Buyers discount businesses where the answer is no. Scaling for an exit means hiring real leaders, building processes, and letting go of control in the right places. Top-dollar exits go to companies that perform without the founder in every decision.

Fundraising: accelerate what works, don’t discover what works

Raising money doesn’t create product-market fit. It amplifies whatever you already have.

That’s why I’m cautious about raising before around $1M ARR and careful about dilution. Raising more than one times ARR too early can put you in an ownership position you regret later.

The best use of capital is simple: prove repeatable acquisition with healthy unit economics, then pour fuel on the fire.

Exit prep is both a milestone and a process

A $100M-plus exit doesn’t just happen because you hit a revenue number. It’s a process you run.

A common milestone is reaching $3M to $5M ARR before seriously preparing for an exit. From there, it’s about tightening reporting, reducing founder dependency, and running a competitive process with experienced advisors.
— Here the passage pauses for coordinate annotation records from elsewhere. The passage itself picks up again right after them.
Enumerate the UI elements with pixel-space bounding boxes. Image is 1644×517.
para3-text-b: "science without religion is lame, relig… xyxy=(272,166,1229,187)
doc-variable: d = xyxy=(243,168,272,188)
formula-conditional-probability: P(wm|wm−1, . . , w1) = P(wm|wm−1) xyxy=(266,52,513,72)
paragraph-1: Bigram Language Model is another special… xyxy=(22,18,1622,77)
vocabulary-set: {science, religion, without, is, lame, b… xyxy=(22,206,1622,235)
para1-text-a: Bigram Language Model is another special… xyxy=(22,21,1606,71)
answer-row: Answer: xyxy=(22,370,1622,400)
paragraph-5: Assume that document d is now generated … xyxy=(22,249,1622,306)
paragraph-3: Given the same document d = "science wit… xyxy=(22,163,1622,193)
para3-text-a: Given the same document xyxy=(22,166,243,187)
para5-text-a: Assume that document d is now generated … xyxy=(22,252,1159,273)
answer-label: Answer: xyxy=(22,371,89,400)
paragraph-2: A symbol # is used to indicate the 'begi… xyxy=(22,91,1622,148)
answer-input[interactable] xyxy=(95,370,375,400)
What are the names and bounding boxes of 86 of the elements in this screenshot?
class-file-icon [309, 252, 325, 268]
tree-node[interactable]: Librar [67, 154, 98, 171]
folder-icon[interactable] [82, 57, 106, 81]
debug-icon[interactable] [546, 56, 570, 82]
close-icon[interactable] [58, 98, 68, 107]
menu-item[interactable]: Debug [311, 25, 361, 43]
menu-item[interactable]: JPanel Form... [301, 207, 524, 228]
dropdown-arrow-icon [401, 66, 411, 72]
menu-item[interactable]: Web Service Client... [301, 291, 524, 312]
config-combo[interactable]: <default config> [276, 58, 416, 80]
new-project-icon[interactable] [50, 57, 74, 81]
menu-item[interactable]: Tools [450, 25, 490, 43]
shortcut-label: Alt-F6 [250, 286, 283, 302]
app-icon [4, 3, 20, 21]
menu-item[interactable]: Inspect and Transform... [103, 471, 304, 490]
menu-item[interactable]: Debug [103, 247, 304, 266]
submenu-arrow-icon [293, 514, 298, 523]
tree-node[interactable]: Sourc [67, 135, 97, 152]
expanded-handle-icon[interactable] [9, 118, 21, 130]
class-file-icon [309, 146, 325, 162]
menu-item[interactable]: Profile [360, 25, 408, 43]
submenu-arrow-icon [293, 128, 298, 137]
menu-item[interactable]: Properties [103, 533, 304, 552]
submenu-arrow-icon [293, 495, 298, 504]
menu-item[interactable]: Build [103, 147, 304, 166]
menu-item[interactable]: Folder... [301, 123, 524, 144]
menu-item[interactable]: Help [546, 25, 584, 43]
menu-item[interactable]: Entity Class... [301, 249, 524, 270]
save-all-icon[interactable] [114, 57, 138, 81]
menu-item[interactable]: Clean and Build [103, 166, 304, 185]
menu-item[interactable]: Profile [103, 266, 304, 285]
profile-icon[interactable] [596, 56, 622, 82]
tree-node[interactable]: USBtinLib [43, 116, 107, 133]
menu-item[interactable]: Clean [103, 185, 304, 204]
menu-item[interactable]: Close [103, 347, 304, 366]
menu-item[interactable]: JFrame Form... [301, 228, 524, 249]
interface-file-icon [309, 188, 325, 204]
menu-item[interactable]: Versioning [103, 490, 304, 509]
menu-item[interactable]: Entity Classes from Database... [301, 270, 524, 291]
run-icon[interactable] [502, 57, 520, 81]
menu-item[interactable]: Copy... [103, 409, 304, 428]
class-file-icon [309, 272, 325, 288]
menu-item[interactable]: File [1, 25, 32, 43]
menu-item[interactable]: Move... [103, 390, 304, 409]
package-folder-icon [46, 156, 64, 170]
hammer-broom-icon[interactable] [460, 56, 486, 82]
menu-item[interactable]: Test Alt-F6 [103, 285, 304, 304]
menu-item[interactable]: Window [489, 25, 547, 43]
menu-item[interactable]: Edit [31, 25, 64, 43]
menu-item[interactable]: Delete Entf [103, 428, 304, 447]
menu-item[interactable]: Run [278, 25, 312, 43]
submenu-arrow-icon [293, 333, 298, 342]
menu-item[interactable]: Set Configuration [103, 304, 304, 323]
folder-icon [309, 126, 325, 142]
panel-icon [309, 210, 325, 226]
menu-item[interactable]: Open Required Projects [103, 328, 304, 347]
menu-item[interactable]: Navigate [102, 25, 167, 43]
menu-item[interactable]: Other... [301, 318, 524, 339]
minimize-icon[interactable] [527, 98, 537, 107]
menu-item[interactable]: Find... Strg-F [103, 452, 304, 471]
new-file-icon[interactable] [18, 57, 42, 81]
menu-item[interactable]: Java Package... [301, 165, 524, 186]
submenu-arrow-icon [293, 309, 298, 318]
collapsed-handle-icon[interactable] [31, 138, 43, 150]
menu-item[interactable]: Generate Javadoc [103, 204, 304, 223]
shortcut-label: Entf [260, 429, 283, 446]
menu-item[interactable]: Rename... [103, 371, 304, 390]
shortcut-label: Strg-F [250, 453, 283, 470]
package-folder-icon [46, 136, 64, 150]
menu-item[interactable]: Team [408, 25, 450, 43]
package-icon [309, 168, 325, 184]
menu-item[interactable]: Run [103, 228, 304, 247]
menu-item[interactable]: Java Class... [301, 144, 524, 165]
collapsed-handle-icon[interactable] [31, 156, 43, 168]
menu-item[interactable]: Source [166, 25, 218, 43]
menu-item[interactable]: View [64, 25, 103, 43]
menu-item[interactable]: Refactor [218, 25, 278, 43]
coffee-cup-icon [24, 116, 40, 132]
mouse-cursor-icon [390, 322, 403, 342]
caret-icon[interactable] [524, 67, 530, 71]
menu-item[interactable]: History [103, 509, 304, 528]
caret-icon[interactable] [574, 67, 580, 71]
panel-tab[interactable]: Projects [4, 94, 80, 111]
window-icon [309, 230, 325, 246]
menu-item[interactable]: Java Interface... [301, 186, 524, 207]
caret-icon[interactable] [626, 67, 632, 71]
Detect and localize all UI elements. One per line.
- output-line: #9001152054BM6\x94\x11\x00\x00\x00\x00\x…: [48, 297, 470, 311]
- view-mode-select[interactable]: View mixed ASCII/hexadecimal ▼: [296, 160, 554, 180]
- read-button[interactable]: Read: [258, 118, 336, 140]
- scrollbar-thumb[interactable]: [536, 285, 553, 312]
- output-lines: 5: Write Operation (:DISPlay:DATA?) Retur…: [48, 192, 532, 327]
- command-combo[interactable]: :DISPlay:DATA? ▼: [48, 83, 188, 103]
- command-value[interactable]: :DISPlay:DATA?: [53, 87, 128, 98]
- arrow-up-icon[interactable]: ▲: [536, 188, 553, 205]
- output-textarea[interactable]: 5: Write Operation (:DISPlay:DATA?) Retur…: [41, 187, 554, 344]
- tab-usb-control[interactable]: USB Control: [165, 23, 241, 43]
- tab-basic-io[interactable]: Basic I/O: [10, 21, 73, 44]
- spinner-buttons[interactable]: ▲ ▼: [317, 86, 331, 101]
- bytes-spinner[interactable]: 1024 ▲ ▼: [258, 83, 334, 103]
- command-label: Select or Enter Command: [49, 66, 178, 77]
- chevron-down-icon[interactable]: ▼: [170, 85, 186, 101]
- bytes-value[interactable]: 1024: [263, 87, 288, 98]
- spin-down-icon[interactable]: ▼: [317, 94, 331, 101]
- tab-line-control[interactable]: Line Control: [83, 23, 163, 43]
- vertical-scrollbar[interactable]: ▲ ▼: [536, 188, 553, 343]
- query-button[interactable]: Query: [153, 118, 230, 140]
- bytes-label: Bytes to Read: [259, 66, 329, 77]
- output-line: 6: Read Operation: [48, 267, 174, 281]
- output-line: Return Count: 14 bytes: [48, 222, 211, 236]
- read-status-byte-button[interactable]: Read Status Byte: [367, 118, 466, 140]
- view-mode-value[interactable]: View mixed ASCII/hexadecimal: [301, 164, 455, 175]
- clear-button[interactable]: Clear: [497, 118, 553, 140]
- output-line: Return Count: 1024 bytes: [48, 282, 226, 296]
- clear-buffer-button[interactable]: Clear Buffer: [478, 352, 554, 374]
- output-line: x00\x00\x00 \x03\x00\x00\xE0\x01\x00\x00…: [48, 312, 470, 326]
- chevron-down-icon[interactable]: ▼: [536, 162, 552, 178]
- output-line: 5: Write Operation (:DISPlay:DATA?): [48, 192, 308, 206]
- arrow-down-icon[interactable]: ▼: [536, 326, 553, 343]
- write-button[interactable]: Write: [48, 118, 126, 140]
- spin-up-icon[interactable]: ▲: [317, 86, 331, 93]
Exit prep typically includes:

  • Clean, credible metrics
  • A clearly transferable growth engine
  • Multiple interested buyers
  • Strong negotiation on terms, not just price

The process itself can change outcomes by tens of millions.

The real takeaway

The roadmap isn’t complicated. It’s disciplined.

Bootstrap early so you keep leverage. Get your unit economics right. Build outbound and paid acquisition into a repeatable system. Support it with steady market education. Hire leaders so the company runs without you. Raise capital only to scale what’s proven. And when the time comes, run a real exit process so you don’t leave money on the table.

Do the basics extremely well, for long enough, and a $100M-plus SaaS exit stops feeling like a dream and starts looking like the natural result of how you built the company.